L’examen d’une quinzaine de textes, dont l’élargissement de la loi aux mineurs, commence mercredi prochain

BRUXELLES Le débat n’avait jamais été définitivement clos, malgré le vote de la loi du 28 mai 2002 légalisant l’euthanasie. Après plusieurs sorties politiques (SP.A et PS notamment) demandant une modification de la législation, les discussions vont reprendre le mercredi 20 février au Sénat.

Au menu des commissions réunies de la Justice et des Affaires sociales, l’examen de 15 textes (14 propositions de loi et une proposition de résolution).

“Nous avons convenu de travailler dessus toutes les deux semaines (la matinée du mercredi)”, détaille Alain Courtois (MR), le président de la commission Justice. “Trois thématiques ont été définies. Un : nous commencerons avec l’élargissement de l’euthanasie aux mineurs. Les premières auditions auront lieu mercredi prochain.”

“Deux : ce qui touche – je dirais – aux majeurs. C’est-à-dire la problématique de la dégénérescence mentale”, poursuit-il. “Enfin, trois : la problématique juridique” qui vise à améliorer la loi existante, éventuellement, en la corrigeant.

Objectif des travaux ? “Arriver à un consensus général”, dit Alain Courtois, sans autre précision. “Ça ne sera pas facile compte tenu des différentes sensibilités politiques et philosophiques… Nous ne nous fixons d’ailleurs pas de délais, même s’il s’agira de terminer le travail sous cette législature”, mi-2014.

Open VLD, MR, SP.A, PS, N-VA et VB ont déposé des propositions. Le débat transcende les clivages traditionnels gauche/droite, Nord/Sud ou majorité/opposition.
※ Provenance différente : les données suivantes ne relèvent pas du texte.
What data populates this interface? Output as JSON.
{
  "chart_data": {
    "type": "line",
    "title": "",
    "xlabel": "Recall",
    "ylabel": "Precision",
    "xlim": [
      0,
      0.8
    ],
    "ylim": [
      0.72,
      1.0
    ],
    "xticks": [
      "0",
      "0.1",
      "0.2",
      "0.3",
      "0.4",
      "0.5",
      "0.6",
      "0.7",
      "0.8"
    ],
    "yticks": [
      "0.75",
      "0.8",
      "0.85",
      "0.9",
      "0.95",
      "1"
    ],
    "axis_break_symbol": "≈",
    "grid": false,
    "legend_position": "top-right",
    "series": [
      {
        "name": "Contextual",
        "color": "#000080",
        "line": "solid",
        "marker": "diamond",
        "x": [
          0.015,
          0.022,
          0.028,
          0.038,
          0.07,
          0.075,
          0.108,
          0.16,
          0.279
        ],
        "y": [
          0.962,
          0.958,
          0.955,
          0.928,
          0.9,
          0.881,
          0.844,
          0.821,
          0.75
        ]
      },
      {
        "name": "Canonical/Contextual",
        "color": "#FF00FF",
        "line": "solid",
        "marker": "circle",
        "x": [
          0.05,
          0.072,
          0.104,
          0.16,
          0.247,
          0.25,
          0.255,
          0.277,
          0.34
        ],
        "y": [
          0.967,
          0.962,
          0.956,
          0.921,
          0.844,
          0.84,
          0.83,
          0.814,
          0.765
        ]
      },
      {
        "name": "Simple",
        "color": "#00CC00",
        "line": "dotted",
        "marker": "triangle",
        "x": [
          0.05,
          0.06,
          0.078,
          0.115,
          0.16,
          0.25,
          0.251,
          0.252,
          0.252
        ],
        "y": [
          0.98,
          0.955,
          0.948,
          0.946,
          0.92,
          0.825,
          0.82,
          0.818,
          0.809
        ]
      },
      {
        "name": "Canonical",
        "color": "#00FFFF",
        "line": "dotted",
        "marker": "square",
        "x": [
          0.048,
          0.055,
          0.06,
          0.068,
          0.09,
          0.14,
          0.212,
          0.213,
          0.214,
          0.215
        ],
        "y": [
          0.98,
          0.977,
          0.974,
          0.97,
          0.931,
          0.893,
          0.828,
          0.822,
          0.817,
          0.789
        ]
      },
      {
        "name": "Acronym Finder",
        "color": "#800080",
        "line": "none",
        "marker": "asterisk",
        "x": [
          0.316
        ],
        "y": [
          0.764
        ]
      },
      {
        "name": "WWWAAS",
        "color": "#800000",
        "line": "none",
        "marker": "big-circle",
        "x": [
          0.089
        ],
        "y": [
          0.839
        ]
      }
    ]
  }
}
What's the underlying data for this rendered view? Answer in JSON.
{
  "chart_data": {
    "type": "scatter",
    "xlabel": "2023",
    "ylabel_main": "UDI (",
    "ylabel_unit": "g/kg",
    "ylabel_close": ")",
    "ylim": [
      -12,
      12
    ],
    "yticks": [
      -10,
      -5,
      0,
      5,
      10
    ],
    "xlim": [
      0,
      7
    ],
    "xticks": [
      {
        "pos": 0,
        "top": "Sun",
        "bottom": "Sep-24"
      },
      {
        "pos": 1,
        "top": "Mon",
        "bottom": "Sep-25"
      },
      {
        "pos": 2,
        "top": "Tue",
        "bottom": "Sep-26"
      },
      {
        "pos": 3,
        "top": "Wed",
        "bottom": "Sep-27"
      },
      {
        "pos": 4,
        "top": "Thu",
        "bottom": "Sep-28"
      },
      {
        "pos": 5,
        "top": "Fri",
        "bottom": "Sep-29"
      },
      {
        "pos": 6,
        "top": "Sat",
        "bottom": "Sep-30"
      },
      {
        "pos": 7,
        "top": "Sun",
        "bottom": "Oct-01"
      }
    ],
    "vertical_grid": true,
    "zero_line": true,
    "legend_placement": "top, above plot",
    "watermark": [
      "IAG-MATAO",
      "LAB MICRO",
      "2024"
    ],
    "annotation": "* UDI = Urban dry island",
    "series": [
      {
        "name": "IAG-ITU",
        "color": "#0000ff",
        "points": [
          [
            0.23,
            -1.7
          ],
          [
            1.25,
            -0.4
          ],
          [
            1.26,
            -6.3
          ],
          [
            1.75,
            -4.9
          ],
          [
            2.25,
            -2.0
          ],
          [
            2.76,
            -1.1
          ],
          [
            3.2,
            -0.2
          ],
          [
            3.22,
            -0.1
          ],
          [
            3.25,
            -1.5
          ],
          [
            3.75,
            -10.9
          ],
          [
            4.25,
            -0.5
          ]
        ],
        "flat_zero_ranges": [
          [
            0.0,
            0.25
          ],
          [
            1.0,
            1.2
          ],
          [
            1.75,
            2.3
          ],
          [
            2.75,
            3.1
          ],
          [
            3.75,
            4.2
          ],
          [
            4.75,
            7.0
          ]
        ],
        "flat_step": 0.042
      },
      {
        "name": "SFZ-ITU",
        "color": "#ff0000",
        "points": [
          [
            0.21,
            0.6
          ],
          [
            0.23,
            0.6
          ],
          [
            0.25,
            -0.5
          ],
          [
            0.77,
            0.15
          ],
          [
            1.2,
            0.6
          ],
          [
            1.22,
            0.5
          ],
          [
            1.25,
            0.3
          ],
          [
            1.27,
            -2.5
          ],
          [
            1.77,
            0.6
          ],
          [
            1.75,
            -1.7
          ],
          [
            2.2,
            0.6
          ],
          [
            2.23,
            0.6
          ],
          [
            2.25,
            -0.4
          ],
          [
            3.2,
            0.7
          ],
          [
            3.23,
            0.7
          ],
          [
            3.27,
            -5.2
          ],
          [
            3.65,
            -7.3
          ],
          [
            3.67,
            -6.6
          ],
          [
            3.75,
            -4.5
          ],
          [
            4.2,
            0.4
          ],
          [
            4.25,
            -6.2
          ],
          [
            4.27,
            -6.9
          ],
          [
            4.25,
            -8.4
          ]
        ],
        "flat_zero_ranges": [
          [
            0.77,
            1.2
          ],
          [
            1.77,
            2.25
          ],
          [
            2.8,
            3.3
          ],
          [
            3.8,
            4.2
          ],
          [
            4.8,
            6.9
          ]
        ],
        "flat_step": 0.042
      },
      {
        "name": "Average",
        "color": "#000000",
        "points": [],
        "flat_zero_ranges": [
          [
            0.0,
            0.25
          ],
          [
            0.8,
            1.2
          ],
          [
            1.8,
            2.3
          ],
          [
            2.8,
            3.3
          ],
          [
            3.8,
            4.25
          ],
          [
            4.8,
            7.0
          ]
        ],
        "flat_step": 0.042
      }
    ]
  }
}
Plusieurs demandes se démarquent assez nettement :

Étendre l’euthanasie aux mineurs. C’est sans doute le point le plus sensible. Des balises strictes (limite d’âge ?) devront, le cas échéant, être fixées.

Étendre l’euthanasie aux personnes souffrant de maladies mentales dégénératives (Alzheimer,…), de démence, ou étant dans un état d’inconscience prolongé (coma).

Revoir le système de la déclaration anticipée de volonté. Celle-ci doit être renouvelée tous les cinq ans par le demandeur. Le délai pourrait être porté à dix ans, voire supprimé. Il s’agirait aussi de simplifier les formalités administratives.

Imposer à un médecin qui refuse de pratiquer une euthanasie (alors que les conditions légales sont remplies) de transmettre le dossier du patient à un confrère.

En vrac, il y a aussi la volonté de la N-VA de sanctionner d’une amende de 250 euros le médecin qui ne se soumet pas à l’obligation de déclaration d’un acte d’euthanasie. Ou celle du PS visant à mieux informer médecins et population.

Le débat peut commencer. Il sera long, complexe et surtout sensible.